Longtemps, l’analyse SWOT a été l’outil de base de tout raisonnement stratégique. Quatre cases pour poser une réflexion claire : forces, faiblesses, opportunités, menaces. Mais en 2025, cette clarté se heurte à la brutalité du réel.
En Allemagne, l'instabilité politique a atteint un sommet avec l'élection de Friedrich Merz au poste de chancelier le 6 mai, après une première tentative infructueuse au Bundestag, révélant une coalition fragile et une montée en puissance de l'extrême droite, l'AfD, qui a obtenu un score historique de près de 21 % aux élections fédérales de février.
Aux États-Unis, le président Donald Trump a imposé des droits de douane massifs sur les importations européennes, provoquant une crise commerciale transatlantique. De plus, ses déclarations remettant en cause l'engagement des États-Unis envers l'OTAN ont semé le doute parmi les alliés européens.
Dans un tel contexte, peut-on encore croire à la pertinence de matrices conçues pour un monde stable ?
Le chaos fait éclater les cases
Le SWOT suppose que l’on peut identifier durablement ce qui est une menace ou une opportunité. Mais dans un monde instable, ces catégories basculent sans prévenir. La montée en puissance de l’IA générative, bouleverse les rapports de force sectoriels en quelques semaines. Une compétence considérée comme une force hier devient un handicap aujourd’hui. Une technologie marginale devient une menace systémique demain. La logique du SWOT est menacée non pas parce qu’elle est fausse, mais parce qu’elle est trop lente.
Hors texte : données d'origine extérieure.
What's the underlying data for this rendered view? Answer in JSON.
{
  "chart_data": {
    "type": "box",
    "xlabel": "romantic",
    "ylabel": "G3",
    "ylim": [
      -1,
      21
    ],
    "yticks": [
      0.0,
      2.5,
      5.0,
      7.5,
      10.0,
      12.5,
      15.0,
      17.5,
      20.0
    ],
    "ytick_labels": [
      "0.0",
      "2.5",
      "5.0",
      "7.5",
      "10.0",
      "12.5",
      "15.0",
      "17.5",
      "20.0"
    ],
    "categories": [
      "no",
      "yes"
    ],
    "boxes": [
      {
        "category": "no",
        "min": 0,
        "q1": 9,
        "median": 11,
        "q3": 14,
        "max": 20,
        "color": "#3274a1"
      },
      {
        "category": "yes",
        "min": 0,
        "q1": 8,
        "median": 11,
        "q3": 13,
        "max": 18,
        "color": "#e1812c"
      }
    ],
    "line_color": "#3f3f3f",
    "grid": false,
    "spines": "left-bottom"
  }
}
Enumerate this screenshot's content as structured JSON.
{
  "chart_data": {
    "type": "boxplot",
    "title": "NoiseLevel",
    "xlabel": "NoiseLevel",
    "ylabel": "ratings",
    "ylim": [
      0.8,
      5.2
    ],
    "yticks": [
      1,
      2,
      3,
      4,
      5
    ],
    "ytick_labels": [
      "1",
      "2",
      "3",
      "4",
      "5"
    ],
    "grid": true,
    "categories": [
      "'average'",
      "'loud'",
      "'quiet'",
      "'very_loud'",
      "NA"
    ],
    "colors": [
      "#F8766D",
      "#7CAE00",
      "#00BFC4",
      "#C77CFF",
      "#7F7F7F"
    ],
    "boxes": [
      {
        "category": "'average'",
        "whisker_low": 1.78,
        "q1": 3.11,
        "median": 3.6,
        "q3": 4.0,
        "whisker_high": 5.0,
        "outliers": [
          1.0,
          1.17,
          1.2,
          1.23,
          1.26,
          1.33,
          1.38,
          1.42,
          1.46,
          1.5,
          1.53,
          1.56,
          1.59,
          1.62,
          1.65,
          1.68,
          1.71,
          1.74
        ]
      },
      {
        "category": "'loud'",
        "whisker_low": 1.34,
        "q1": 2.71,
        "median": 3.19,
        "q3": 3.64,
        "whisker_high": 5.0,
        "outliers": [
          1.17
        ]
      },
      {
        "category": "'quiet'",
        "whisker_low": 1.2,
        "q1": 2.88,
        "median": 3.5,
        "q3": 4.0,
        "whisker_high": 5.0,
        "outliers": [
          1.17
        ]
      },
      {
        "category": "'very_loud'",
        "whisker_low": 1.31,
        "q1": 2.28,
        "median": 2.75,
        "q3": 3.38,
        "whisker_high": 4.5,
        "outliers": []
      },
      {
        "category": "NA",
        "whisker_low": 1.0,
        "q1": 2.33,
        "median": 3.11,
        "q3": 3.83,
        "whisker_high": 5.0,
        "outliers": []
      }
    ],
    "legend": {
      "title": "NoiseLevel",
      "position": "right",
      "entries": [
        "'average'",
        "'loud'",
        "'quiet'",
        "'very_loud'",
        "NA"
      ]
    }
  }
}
Du diagnostic au radar stratégique
Faut-il pour autant enterrer le SWOT ? Non. Il reste utile, à condition d’en changer radicalement l’usage. Plutôt qu’un outil de planification figée, il doit devenir un scanner stratégique, un cadre de scénarisation. Chaque case doit intégrer des hypothèses multiples : que devient cette force si l’euro chute ? Quelle menace si l’UE implose politiquement, comme le laissent craindre les tensions budgétaires dans certains pays ? La matrice devient vivante, mobile, discutée collectivement, mise à jour en temps réel.
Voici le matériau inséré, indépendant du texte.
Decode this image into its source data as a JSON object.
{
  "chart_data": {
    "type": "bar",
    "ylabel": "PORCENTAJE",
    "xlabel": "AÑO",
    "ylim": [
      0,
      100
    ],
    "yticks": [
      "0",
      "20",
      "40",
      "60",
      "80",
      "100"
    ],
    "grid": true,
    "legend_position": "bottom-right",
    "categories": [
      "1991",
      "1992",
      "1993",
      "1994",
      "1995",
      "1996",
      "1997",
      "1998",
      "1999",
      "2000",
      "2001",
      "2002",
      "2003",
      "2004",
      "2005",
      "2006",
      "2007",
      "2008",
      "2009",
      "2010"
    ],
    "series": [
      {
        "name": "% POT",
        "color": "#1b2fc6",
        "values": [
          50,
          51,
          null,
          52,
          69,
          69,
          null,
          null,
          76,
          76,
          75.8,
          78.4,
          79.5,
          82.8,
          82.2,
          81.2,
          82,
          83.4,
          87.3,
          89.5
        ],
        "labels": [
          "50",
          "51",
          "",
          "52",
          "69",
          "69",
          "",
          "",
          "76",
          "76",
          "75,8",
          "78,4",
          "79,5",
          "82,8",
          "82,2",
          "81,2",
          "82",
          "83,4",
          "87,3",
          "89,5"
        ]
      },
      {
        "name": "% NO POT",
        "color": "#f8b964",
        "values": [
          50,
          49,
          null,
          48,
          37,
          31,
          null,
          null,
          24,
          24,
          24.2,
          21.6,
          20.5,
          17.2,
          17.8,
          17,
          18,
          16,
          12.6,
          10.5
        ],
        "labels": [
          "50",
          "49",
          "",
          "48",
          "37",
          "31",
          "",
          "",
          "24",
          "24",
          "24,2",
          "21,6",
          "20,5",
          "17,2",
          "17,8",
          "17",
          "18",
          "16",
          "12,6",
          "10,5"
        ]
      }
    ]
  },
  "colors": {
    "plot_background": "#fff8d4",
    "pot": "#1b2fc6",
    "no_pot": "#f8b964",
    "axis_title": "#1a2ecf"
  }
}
Le SWOT : un outil, pas une religion
Dans un monde devenu illisible, les émotions remplacent la raison, comme le souligne Dominique Moïsi. Individus comme entreprises cherchent des repères dans l’instinct plutôt que dans l’analyse. Le SWOT, dans ce chaos, ne peut survivre qu’à une condition : cesser d’être une grille sacrée. Il doit devenir une arme critique, souple, interrogative, en perpétuelle révision. Sinon, il ne sera qu’un rituel vide dans un monde bousculé en permanence.
Du tableau figé au radar dynamique
Pour rester pertinent, chaque case de la matrice doit être pensée comme un espace de controverse : une force peut devenir une faiblesse sous contrainte géopolitique ; une opportunité peut se muer en menace avec un choc réglementaire. Le SWOT de demain n’est pas un tableau figé, mais un radar en boucle continue, nourri par la veille, la controverse, et l’anticipation. Il ne donne plus des réponses, il force à se poser les questions les plus impertinentes.